Following up on an earlier post about the potential for fast-growing developing countries to adopt less restrictive, more growth-oriented IP regulations, I want to look at two concepts that are important for understanding international IP debates.
The first is “counter-harmonization,” which is used several times in the article I referred to about the BRIC countries by Jerome Reichman. The movement to harmonize international copyright laws resulted in the Berne Convention, which the US finally joined in 1988, and the TRIPs agreement (for “Trade Related Aspects of Intellectual Property”) adopted by the World Trade Organization in 1994. Those treaties have a lot to say about harmonizing levels of protection for copyrighted materials, but very little in regard to limitations and exceptions. In other words, parties to the agreements are obligated to provide protection without formalities and to extend protection for at least the life of an author plus 50 years. No similar obligation exists to provide any particular exceptions to copyright protection, such as educational viewings of films, free library lending, or reproduction of small excerpts for the purpose of research and scholarship.

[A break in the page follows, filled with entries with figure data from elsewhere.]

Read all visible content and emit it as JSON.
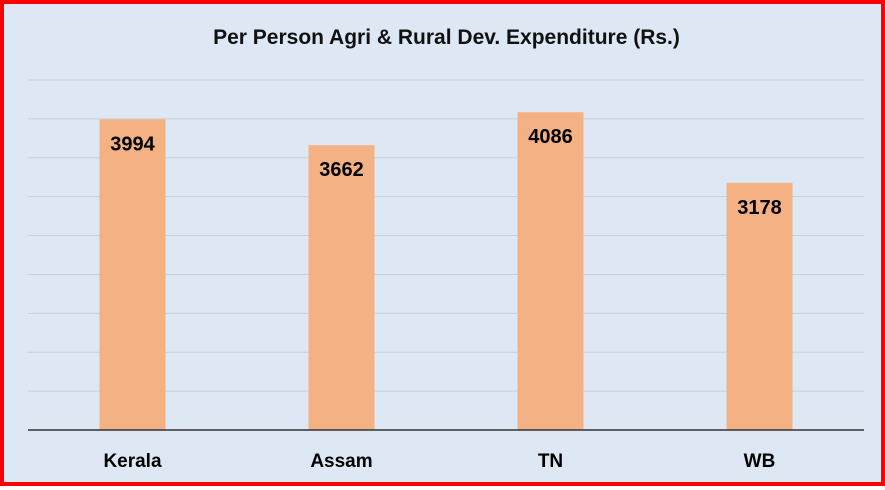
{
  "chart_data": {
    "type": "bar",
    "title": "Per Person Agri & Rural Dev. Expenditure (Rs.)",
    "categories": [
      "Kerala",
      "Assam",
      "TN",
      "WB"
    ],
    "values": [
      3994,
      3662,
      4086,
      3178
    ],
    "xlabel": "",
    "ylabel": "",
    "ylim": [
      0,
      4500
    ],
    "grid": true,
    "legend": "none",
    "colors": {
      "bar": "#f4b183",
      "background": "#dde8f4",
      "border": "#ff0000",
      "grid": "#c8cfd8",
      "axis": "#333333"
    }
  }
}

In fact, the international treatises have generally seemed rather hostile to limitations and exceptions, even though they are as much at the core of the reason for copyright as is protection itself, at least insofar as copyright is intended to encourage creativity and innovation. Creativity depends on some rights of reuse as much as it does on the assurance of a market for new works. But in Berne and TRIPs, all exceptions in the national laws of the signers are made subject to a three-step test that has been interpreted, wrongly in my opinion, to be so narrow that many existing exceptions in national laws would violate its terms.
The call for counter-harmonization comes out of the WIPO development agenda, which has recognized that harmonizing only high levels of protection without also building in safeguards for reuse and innovation is contrary to the best interests of developing countries. Those countries are being encourage, by Prof. Reichman and others, to exploit the flexibility still available under Berne and TRIPS to adopt limitations and exceptions that best suit the needs of their own growing economies.
The other major concept that is currently getting some attention is “cross-retaliation.” The TRIPs agreement, for the first time in international law, gives countries the right to retaliate against another signer, if and when their IP rights are not protected, by imposing tariffs and other restrictions on other types of goods and trade. So if country A gets a ruling that its IP rights are not being adequately protected in country B, A can impose tariffs on manufactured goods or crops imported from B. This was new in the TRIPs agreement and has created some interesting problems. Pedro Paranagua, who is a law professor from Brazil and a doctoral candidate at Duke University’s Law School, explains in this blog post how retaliation can be used both to enforce IP protections and to penalize an IP producer who competes unfairly in other markets.
As Paranagua explains, the US and other developed countries want retaliation under TRIPs to be a one-way affair — available only to a country whose IP rights were infringed so that they could penalize the infringer in other markets. The WTO, however, ultimately allowed cross-retaliation to be two-way, so that a country whose markets in other goods are unfairly impeded — cotton is the market at issue in Paranagua’s post — could retaliate against IP from the offending country.
Cross-retaliation is another example of unintended consequences for the United States, and another indication that developing countries, particular those whose economies are growing rapidly, can use the international IP treaties to their own advantage. As the global economy becomes more and more competitive, it behooves each nation, including ours, to re-examine its stance on IP regulation with an eye to fostering its overall best interests, rather than the needs of only one segment of the world-wide market.